Inner-city outreach is more than just a sports dream

By John W. Kennedy

Pastor John King has a track record of turning mid-sized churches into big congregations.

He did it in England more than once. And in King’s six years at Faith Christian Centre in Washington, Ill., the suburban Peoria church grew to 1,200 congregants from 350.

Subsequently, the innovative preacher began receiving invitations to speak at ministry conferences, where he urged pastors to get out of their comfort zones. In 2000, King says the Lord directed him to follow his own advice and plant a church in downtown Peoria.

The Welsh-born pastor had taken risks before. After all, he moved his family to Illinois because he sensed God directing him there even though he knew virtually nothing about the state.

With the blessing of Faith Christian Centre, King and 300 followers crossed the Illinois River to pioneer Riverside Community Church. Now 1,400 people show up for Sunday morning services at the 1,400-seat inner-city Peoria church.

Attendees meet in the former Shrine Theatre, which Riverside bought for $550,000 (it had been for sale for $3 million). The church has put $1 million worth of improvements into the building. Early on, King didn’t envision inner-city ministry as the focus of Riverside.

“At first I didn’t think about helping the poor at all,” admits King, 57. “But then a local black pastor challenged me. He asked, ‘Are you just a suburban church that’s going to meet in the city, or are you an urban church that’s going to make a difference?’ ”

King realized for the neighborhood to accept a predominantly white transplanted congregation it would take more than simply opening the doors on Sunday morning.
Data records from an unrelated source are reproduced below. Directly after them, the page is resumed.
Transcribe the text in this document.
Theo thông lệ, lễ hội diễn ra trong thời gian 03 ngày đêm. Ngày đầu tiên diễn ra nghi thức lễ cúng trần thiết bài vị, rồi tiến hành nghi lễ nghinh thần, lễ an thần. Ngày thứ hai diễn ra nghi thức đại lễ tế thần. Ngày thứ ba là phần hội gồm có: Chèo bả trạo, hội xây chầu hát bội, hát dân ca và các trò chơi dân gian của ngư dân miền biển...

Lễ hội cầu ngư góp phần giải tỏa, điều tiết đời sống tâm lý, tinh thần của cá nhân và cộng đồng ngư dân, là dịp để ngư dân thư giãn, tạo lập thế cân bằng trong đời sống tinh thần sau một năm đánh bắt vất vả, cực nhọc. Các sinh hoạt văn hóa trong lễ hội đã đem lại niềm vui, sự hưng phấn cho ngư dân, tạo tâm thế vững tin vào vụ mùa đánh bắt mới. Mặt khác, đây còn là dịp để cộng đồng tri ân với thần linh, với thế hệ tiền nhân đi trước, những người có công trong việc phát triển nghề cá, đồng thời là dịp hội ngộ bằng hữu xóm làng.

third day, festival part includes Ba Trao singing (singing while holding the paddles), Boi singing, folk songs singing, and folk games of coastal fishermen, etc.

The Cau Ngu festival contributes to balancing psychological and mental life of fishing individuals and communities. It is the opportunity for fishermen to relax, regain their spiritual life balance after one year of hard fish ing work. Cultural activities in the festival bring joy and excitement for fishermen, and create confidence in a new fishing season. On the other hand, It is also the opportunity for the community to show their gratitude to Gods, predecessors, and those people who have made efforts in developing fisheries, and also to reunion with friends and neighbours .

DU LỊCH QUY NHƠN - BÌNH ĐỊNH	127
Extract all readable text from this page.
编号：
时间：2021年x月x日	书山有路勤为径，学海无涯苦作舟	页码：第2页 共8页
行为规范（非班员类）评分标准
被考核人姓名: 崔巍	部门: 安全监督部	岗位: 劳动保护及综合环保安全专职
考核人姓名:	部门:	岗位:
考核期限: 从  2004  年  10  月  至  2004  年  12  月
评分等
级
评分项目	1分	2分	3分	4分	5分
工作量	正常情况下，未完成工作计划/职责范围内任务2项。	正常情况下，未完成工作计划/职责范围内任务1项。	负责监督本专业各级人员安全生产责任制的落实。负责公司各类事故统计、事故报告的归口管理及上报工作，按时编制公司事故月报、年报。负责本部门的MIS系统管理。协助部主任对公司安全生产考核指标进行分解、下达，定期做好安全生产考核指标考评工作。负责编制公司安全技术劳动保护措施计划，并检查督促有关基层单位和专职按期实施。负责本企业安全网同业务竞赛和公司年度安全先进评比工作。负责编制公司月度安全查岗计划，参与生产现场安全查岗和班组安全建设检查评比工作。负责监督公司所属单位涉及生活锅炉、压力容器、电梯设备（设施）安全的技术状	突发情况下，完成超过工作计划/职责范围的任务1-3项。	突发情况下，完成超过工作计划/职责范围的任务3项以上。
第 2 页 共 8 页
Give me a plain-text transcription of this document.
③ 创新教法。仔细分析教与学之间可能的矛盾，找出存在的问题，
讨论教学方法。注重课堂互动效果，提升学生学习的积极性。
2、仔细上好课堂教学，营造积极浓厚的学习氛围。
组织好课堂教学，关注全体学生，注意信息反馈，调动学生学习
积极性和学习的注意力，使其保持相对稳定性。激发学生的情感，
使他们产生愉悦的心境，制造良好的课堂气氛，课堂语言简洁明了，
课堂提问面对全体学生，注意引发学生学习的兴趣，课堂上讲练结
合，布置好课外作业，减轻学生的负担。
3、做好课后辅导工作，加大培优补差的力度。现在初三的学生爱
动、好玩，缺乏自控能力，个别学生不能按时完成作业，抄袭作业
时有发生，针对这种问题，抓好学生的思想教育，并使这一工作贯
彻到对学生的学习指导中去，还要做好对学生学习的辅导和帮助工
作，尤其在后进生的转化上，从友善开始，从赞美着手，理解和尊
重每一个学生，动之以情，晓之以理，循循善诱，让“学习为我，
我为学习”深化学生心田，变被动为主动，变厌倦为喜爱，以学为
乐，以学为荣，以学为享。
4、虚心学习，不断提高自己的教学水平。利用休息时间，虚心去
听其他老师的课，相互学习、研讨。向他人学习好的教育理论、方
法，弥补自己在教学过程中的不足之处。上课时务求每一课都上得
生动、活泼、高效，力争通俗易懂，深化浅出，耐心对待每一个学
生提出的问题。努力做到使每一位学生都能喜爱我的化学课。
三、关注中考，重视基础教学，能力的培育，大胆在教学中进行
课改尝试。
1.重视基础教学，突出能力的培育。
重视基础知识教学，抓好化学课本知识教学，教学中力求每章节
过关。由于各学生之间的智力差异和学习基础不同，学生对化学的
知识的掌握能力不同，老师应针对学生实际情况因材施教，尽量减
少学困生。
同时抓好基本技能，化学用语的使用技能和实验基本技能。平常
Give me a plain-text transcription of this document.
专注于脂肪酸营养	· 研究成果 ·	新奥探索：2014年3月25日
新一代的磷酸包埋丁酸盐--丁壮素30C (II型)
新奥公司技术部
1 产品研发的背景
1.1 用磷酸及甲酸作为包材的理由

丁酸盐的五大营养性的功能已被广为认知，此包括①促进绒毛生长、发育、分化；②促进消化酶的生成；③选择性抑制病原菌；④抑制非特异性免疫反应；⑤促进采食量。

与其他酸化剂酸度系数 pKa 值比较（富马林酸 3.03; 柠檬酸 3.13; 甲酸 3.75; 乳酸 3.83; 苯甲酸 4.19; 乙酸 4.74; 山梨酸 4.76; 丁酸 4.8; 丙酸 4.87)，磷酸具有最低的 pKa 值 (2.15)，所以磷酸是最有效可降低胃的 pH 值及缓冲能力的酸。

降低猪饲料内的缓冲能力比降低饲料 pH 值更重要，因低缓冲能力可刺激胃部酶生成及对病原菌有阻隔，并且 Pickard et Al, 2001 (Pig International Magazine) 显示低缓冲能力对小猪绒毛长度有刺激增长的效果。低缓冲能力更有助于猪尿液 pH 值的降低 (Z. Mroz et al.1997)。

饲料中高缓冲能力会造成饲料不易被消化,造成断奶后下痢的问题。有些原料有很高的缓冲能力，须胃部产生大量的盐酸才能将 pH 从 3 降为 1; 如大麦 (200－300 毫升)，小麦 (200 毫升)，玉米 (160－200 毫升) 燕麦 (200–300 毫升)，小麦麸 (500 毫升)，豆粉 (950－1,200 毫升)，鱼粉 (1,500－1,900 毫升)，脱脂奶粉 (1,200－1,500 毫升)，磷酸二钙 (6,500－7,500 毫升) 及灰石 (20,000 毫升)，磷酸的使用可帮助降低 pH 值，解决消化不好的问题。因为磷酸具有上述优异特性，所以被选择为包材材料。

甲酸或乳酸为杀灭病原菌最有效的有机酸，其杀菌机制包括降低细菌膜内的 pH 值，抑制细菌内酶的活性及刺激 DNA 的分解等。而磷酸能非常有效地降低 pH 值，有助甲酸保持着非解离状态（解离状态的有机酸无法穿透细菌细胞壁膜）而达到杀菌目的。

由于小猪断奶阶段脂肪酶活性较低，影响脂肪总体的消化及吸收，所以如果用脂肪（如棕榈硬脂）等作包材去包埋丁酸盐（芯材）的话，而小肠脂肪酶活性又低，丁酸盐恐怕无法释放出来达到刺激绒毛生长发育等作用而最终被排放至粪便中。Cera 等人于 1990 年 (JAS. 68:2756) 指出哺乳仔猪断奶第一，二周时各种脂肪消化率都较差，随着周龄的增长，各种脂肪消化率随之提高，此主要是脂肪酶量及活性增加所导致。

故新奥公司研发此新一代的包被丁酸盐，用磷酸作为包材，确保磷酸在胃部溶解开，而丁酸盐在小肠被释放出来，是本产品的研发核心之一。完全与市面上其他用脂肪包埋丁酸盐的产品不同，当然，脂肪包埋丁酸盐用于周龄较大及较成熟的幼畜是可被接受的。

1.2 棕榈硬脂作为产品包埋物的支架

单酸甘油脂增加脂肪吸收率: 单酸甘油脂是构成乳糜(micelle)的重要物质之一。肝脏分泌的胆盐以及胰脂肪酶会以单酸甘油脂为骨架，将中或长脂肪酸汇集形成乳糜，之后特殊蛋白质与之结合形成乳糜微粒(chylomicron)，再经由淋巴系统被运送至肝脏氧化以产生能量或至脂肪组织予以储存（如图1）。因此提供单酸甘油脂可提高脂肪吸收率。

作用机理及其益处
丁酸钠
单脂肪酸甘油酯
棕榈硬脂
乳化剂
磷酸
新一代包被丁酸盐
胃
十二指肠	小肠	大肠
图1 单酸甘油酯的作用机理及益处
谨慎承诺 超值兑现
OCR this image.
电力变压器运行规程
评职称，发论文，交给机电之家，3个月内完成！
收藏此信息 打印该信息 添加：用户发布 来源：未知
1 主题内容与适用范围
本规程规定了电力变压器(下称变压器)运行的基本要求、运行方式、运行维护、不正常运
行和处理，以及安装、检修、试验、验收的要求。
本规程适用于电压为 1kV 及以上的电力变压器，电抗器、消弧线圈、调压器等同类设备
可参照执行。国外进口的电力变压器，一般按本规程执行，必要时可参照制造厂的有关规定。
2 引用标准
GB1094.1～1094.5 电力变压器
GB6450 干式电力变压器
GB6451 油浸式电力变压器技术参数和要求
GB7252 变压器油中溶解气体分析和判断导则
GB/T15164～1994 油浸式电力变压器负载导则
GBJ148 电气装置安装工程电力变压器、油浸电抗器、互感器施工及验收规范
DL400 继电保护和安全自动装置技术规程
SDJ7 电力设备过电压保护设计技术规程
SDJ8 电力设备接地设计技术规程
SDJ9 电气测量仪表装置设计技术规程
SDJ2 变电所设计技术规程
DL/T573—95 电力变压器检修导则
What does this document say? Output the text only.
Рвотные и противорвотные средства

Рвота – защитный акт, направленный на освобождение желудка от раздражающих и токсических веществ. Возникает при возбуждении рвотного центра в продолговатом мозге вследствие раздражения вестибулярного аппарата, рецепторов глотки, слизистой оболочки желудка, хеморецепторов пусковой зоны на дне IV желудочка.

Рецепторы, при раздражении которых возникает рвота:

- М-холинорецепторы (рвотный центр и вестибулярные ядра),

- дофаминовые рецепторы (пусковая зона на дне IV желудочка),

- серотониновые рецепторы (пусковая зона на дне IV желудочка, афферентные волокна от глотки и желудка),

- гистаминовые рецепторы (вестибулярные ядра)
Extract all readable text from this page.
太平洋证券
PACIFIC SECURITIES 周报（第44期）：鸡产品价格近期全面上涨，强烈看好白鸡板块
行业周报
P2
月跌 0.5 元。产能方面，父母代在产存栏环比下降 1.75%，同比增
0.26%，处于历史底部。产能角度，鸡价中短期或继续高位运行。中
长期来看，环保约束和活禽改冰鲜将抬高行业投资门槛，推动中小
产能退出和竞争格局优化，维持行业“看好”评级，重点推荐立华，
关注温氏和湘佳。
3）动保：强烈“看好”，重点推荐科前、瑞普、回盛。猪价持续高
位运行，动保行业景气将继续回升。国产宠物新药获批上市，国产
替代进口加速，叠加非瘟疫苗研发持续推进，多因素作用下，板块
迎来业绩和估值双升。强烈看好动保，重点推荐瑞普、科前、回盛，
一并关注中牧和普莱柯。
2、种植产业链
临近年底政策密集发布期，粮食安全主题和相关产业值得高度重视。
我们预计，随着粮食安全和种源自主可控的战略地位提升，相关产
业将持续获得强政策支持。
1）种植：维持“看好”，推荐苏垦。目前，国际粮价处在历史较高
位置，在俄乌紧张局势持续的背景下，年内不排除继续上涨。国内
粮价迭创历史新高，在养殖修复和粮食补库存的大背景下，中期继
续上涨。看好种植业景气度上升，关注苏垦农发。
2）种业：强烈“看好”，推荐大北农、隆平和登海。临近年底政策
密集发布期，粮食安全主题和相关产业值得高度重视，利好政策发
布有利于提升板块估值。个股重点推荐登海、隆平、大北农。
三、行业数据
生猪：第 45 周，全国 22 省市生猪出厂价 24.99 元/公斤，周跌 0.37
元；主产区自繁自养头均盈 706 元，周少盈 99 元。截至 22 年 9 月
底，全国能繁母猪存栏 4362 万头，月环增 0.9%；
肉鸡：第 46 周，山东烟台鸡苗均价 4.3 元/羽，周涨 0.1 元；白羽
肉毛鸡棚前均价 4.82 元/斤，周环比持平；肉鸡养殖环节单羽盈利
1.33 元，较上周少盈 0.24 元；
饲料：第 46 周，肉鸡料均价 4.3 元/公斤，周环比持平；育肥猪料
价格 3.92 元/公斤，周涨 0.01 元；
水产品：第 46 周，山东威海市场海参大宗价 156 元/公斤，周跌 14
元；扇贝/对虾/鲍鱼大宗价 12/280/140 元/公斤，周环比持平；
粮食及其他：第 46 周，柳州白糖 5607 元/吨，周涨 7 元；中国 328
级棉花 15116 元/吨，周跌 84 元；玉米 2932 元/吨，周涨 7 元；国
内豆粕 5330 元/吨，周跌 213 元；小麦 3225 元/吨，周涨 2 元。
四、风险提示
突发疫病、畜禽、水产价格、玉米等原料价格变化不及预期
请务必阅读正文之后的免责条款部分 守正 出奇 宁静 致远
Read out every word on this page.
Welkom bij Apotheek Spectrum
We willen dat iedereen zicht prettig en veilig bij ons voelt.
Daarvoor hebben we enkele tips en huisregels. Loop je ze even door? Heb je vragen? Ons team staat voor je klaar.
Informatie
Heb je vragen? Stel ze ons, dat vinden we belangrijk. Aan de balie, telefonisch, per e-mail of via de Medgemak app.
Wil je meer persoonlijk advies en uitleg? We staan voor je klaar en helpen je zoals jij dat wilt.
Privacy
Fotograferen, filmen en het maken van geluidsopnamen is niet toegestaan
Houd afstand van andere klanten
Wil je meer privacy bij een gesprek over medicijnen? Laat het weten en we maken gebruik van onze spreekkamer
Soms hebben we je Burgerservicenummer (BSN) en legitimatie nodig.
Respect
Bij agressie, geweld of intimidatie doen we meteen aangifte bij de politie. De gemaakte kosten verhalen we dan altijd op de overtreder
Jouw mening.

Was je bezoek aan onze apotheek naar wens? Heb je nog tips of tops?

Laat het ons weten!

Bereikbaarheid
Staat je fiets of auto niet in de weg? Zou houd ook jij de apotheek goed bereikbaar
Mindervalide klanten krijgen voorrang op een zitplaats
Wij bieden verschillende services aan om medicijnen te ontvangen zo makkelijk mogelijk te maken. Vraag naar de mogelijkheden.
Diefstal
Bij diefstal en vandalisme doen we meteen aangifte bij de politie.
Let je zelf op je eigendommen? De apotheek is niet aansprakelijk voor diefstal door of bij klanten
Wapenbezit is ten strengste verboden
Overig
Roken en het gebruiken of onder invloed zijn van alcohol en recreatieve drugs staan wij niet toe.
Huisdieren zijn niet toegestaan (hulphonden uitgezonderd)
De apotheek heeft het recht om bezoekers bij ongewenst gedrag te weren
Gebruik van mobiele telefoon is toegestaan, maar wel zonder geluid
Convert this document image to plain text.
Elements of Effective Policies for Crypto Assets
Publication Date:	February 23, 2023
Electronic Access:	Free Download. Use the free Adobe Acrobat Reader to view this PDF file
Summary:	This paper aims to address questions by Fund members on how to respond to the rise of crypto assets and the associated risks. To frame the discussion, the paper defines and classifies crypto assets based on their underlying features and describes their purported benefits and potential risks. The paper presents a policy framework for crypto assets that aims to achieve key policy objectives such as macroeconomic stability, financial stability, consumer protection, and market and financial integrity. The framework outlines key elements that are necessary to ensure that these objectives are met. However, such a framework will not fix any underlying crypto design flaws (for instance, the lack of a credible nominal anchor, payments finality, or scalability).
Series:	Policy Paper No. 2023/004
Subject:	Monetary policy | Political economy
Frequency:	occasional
Members would have to take ministry to the streets.

In a step of faith, Riverside in 2005 played a pivotal role in purchasing the vacant eight-story YMCA building two blocks away for $210,000 (negotiated from a $1.8 million asking price.) King saw Dream Center Peoria as a way to partner with other churches and organizations to impact the neighborhood.

The top three floors of Dream Center Peoria are low-income apartments for single mothers, many of whom now attend Riverside. Another floor is designated as an overnight shelter for homeless women. Church offices are located on another floor of the 124,000-square-foot Dream Center Peoria.

This is a pivotal year of renovation. Remaining floors are being remodeled thanks to a recent $1.5 million anonymous donation from a local businessman.

Dream Center Peoria has a separate board and is the outreach arm of Riverside and other area churches, including volunteers representing Willow Creek-affiliated Northwoods Community Church of Peoria and Trinity Mennonite Church of Morton. Secular organizations and businesses also are providing funds and unpaid helpers for Dream Center Peoria.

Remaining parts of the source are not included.